To activate support for genomic coordinates, add the genome property with the name of the assembly to the top level view specification:

{
  "genome": {
    "name": "hg38"
  },
  ...
}

Only a single genome assembly

Currently, a visualization may have only a single globally configured genome assembly. Different assemblies for different scales (for x and y axes, for example) will be supported in the future.

Supported genomes

By default, GenomeSpy loads genomes from the genomespy.app website. The following assemblies are provided: "hg38", "hg19", "hg18", "mm10", "mm9", and "dm6".

Custom genomes

At minimum, a custom genome needs a list of contigs and their sizes, which can be loaded from a "chrom.sizes" file or provided within the specification.

As files

The baseUrl property specifies the location of genomes:

{
  "genome": {
    "name": "hg99",
    "baseUrl": "https://your.site/genomes/"
  },
  ...
}

The directory must have the following structure:

hg99/hg99.chrom.sizes

Within the Specification

Example:

{
  "genome": {
    "contigs": [
      {"name": "chr3R", "size": 32079331 },
      {"name": "chr3L", "size": 28110227 },
      {"name": "chr2R", "size": 25286936 },
      {"name": "chrX",  "size": 23542271 },
      {"name": "chr2L", "size": 23513712 },
      {"name": "chrY",  "size": 3667352 },
      {"name": "chr4",  "size": 1348131 },
    ]
  },
  ...
}

Encoding genomic coordinates

When a genome assembly has been specified, you can encode the genomic coordinates conveniently by specifying the chromosome (chrom) and position (pos) fields as follows:

{
  ...,
  "encoding": {
    "x": {
      "chrom": "Chr",
      "pos": "Pos",
      "offset": -1.0,
      "type": "locus"
    },
    ...
  }
}

The example above specifies that the chromosome is read from the "Chr" field and the intra-chromosomal position from the "Pos" field. The "locus" data type pairs the channel with a "locus" scale, which provides a chromosome-aware axis. However, you can also use the field property with the locus data type if the coordinate has already been linearized. The offset property is explained below.

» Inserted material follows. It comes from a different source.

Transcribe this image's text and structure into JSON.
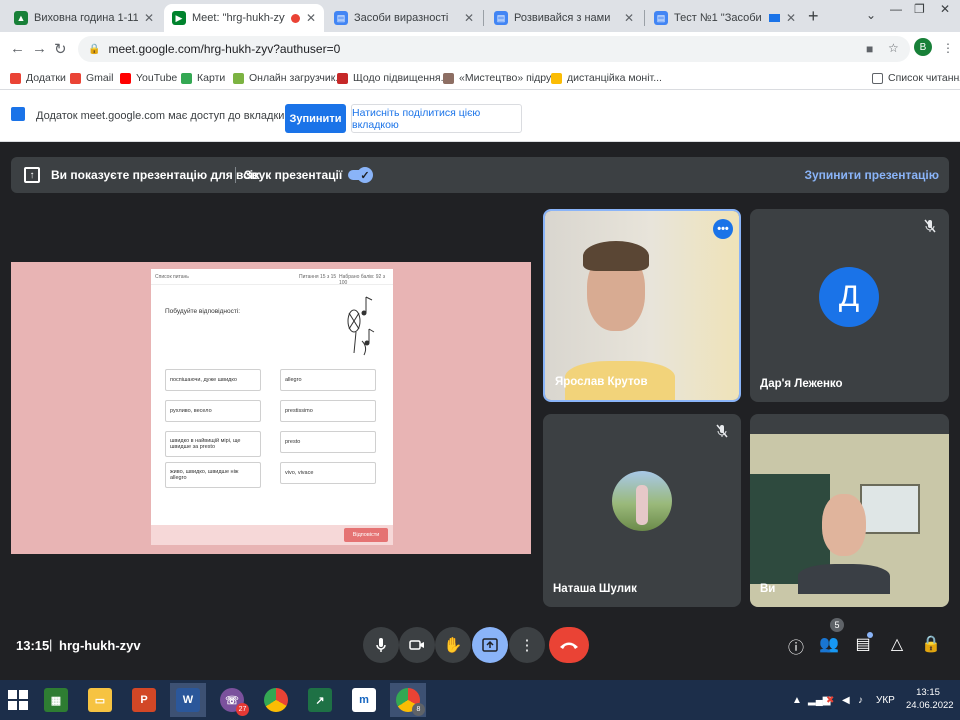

What happens under the hood

When the chrom and pos properties are used used in channel definitions, GenomeSpy inserts an implicit linearizeGenomicCoordinate transformation into the data flow. The transformation introduces a new field with the linearized coordinate for the (chromosome, position) pair. The channel definition is modified to use the new field.

In some cases you may want to insert an explicit transformation to the data flow to have better control on its behavior.

Coordinate counting

The offset property allows for aligning and adjusting for different coordinate notations: zero or one based, closed or half-open. The offset is added to the final coordinate.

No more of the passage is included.